Regardless, we saw each other in person in January, and we went on a weekend getaway to Savannah to try to patch things up. It ended in him yelling at me in the airport when I had a panic attack. We haven’t seen each other in person since then. I wish I could say I had a better last memory with him, but I don’t.
We continued to try to patch things up for months, multiple times. We broke it off once and I started dating this girl that I really liked (she broke my heart too, but she was nicer about it). The ex-boyfriend and I almost got back together in June, but we fought over the phone about sexual assault statistics. He said men get falsely accused all the time and I disagreed. I asked him if he really believed me when I told him what had happened when I was 16 and he promised he’d never hurt me like that. He said yes, and I asked him if he’d believe that I’ve had so many friends who have similar stories and he said he wouldn’t necessarily believe them.
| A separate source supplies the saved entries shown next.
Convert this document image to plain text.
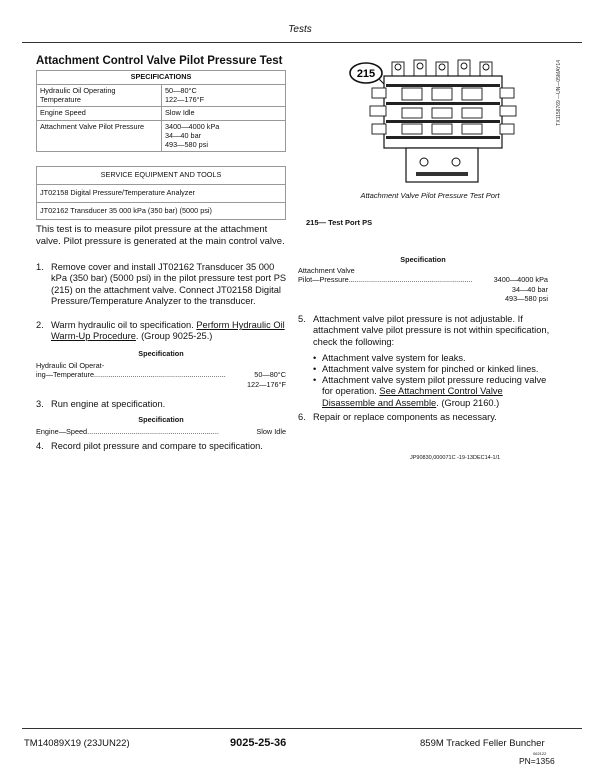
Tests
Attachment Control Valve Pilot Pressure Test
SPECIFICATIONS	
Hydraulic Oil Operating Temperature	50—80°C
122—176°F
Engine Speed	Slow Idle
Attachment Valve Pilot Pressure	3400—4000 kPa
34—40 bar
493—580 psi
SERVICE EQUIPMENT AND TOOLS
JT02158 Digital Pressure/Temperature Analyzer
JT02162 Transducer 35 000 kPa (350 bar) (5000 psi)
This test is to measure pilot pressure at the attachment valve. Pilot pressure is generated at the main control valve.
1. Remove cover and install JT02162 Transducer 35 000 kPa (350 bar) (5000 psi) in the pilot pressure test port PS (215) on the attachment valve. Connect JT02158 Digital Pressure/Temperature Analyzer to the transducer.
2. Warm hydraulic oil to specification. Perform Hydraulic Oil Warm-Up Procedure. (Group 9025-25.)
Specification
Hydraulic Oil Operat-
ing—Temperature.................................................................	50—80°C
122—176°F
3. Run engine at specification.
Specification
Engine—Speed.................................................................	Slow Idle
4. Record pilot pressure and compare to specification.
215	TX1158769 —UN—05MAY14
Attachment Valve Pilot Pressure Test Port
215— Test Port PS
Specification
Attachment Valve
Pilot—Pressure.............................................................	3400—4000 kPa
34—40 bar
493—580 psi
5. Attachment valve pilot pressure is not adjustable. If attachment valve pilot pressure is not within specification, check the following:
• Attachment valve system for leaks.
• Attachment valve system for pinched or kinked lines.
• Attachment valve system pilot pressure reducing valve for operation. See Attachment Control Valve Disassemble and Assemble. (Group 2160.)
6. Repair or replace components as necessary.
JP90830,000071C -19-13DEC14-1/1
TM14089X19 (23JUN22)	9025-25-36	859M Tracked Feller Buncher
062122
PN=1356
I hung up and told him I couldn’t do it anymore.
I think back to all the times I took Klonopin before having sex, so “it’d be easier for me to get through it”, and I think it makes that argument make more sense.
Last Thanksgiving, 5 months post-breakup, we went around the table and talked about what we were most thankful for, and I said that I was most thankful that he wasn’t in my life anymore. The whole table - my whole family - clapped for me.